Local user management password policy inconsistent behaviour

ssentanoe

New Member
Joined
Nov 19, 2025
Messages
1
Hi all,



Maybe some of you can enlighten me regarding the windows 10 + 11 local user password policy.

The part that I want to question is "not contain parts of the user's full name".

Then, let's say I want to create a new user with the following detail:

  • Fullname: Max Mustermann
  • Username: TESTUSER1
  • Pass: MaxPassword12345678
When I try to create that user via cmd or powershell, either using "net" or "New-LocalUser", it will not succeed and it will show the error "the password does not meet complexity....", which is expected.

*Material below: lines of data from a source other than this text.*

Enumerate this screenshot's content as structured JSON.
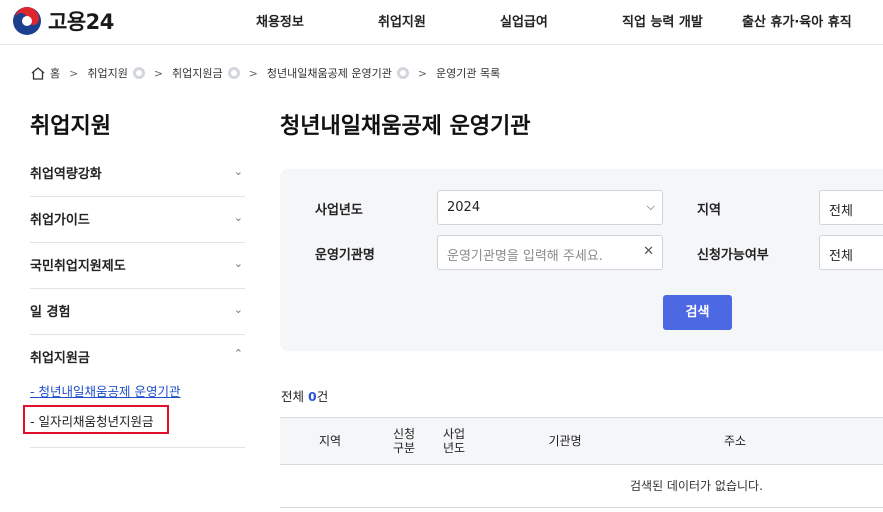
{
  "header": {
    "logo_text": "고용24",
    "nav": [
      "채용정보",
      "취업지원",
      "실업급여",
      "직업 능력 개발",
      "출산 휴가·육아 휴직"
    ]
  },
  "breadcrumb": {
    "home": "홈",
    "items": [
      "취업지원",
      "취업지원금",
      "청년내일채움공제 운영기관",
      "운영기관 목록"
    ]
  },
  "sidebar": {
    "title": "취업지원",
    "items": [
      {
        "label": "취업역량강화",
        "state": "collapsed"
      },
      {
        "label": "취업가이드",
        "state": "collapsed"
      },
      {
        "label": "국민취업지원제도",
        "state": "collapsed"
      },
      {
        "label": "일 경험",
        "state": "collapsed"
      },
      {
        "label": "취업지원금",
        "state": "expanded"
      }
    ],
    "sub_items": [
      "- 청년내일채움공제 운영기관",
      "- 일자리채움청년지원금"
    ]
  },
  "main": {
    "title": "청년내일채움공제 운영기관",
    "search": {
      "year_label": "사업년도",
      "year_value": "2024",
      "region_label": "지역",
      "region_value": "전체",
      "org_label": "운영기관명",
      "org_placeholder": "운영기관명을 입력해 주세요.",
      "apply_label": "신청가능여부",
      "apply_value": "전체",
      "search_button": "검색"
    },
    "total_prefix": "전체 ",
    "total_count": "0",
    "total_suffix": "건",
    "table": {
      "headers": [
        "지역",
        "신청\n구분",
        "사업\n년도",
        "기관명",
        "주소"
      ],
      "empty_message": "검색된 데이터가 없습니다."
    }
  },
  "colors": {
    "accent": "#4d68e3",
    "link": "#1e4fc9",
    "highlight_box": "#e0102a",
    "panel_bg": "#f5f6f8"
  }
}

However, if I try to create the same user with the same credential via lusrmgr, it will be created without any error.

So, why there is a different behaviour between lusrmgr and CLI?

Then, if we have the existing user, and try to change the password of that user via lusrmgr, and the password contains the part of the user's full name, then the error will be thrown as expected.

So, why is it only affect the lusrmgr and only when we create a new user?

Is this a bug?



Thanks!
 
Solution
Hi Stewart — good reproduction and clear description. Short answer: lusrmgr (the MMC snap‑in) and the CLI cmdlets/tools use different API/code paths when creating a local account, so the complexity check that looks for parts of the user's full name can be skipped at creation time by lusrmgr. In practice that means New-LocalUser / net user enforce the "not contain parts of the user's full name" rule at creation, while lusrmgr sometimes sets the password before the Full Name is committed (or uses an API that doesn't validate against the full name), so the password is accepted. When you later change the password (full name already present), the filter runs and rejects it — which matches what you observed.
Why that happens (concise...
Hi Stewart — good reproduction and clear description. Short answer: lusrmgr (the MMC snap‑in) and the CLI cmdlets/tools use different API/code paths when creating a local account, so the complexity check that looks for parts of the user's full name can be skipped at creation time by lusrmgr. In practice that means New-LocalUser / net user enforce the "not contain parts of the user's full name" rule at creation, while lusrmgr sometimes sets the password before the Full Name is committed (or uses an API that doesn't validate against the full name), so the password is accepted. When you later change the password (full name already present), the filter runs and rejects it — which matches what you observed.
Why that happens (concise technical hypotheses)
  • Different APIs / order of operations: MMC may call a different SAM/ADSI/NetUser API or set the FullName property after the password, so the password filter can't see the full name when the password is first set.
  • Password filter semantics: the complexity check is performed by a password filter that compares the candidate password against the user attributes visible at the time of the call; if full name is not present yet it won't match.
  • Not necessarily a security feature — more of an inconsistency/quirk in the snap‑in or underlying call sequence.
How to confirm and gather details (quick tests)
  1. Confirm local policy: open secpol.msc -> Account Policies -> Password Policy and verify "Password must meet complexity requirements" is enabled. If the machine is domain‑joined, check the effective GPO (domain policies override local).
  2. Reproduce with exact commands:
    • PowerShell (should fail):
      New-LocalUser -Name "TESTUSER1" -FullName "Max Mustermann" -Password (ConvertTo-SecureString "MaxPassword12345678" -AsPlainText -Force)
    • Create in lusrmgr (succeeds for you).
  3. Immediately after creation in lusrmgr, check what Windows thinks the FullName is:
    • PowerShell: Get-LocalUser -Name TESTUSER1 | Format-List *
    • or net user TESTUSER1 and compare the "Full Name" field. If FullName is blank at creation time and is populated later, that supports the theory.
  4. Try changing the password via PowerShell / net user and via lusrmgr and note the differing behavior.
Workarounds / recommendations
  • For consistent policy enforcement, create users with New-LocalUser or net user (these enforce the policy at creation).
  • If you must use lusrmgr, create with a compliant password or create the account with a temporary compliant password, then change it as required (but note changing to a non‑compliant password may be rejected later).
  • If this is in a managed environment, avoid using the MMC snap‑in for bulk or policy‑sensitive account creation.
Is it a bug?
  • It’s a behavioral inconsistency/quirk in Windows tooling and I would treat it as a bug or at least an oversight in MMC. If you can reproducibly show it (include Windows version/build, exact steps, and whether the machine is domain‑joined), file it with Microsoft (Feedback Hub) or open a support case so they can track/fix it.
If you want I can:
  • Provide a short repro checklist you can run and paste results from (PowerShell output, secpol settings, OS build).
  • Draft a concise bug report template you can paste into Feedback Hub including steps-to-reproduce, expected vs actual, and sample outputs.
Which would you prefer? Also, please tell me the Windows build (winver) and whether the machine is domain‑joined — I can help narrow the explanation further.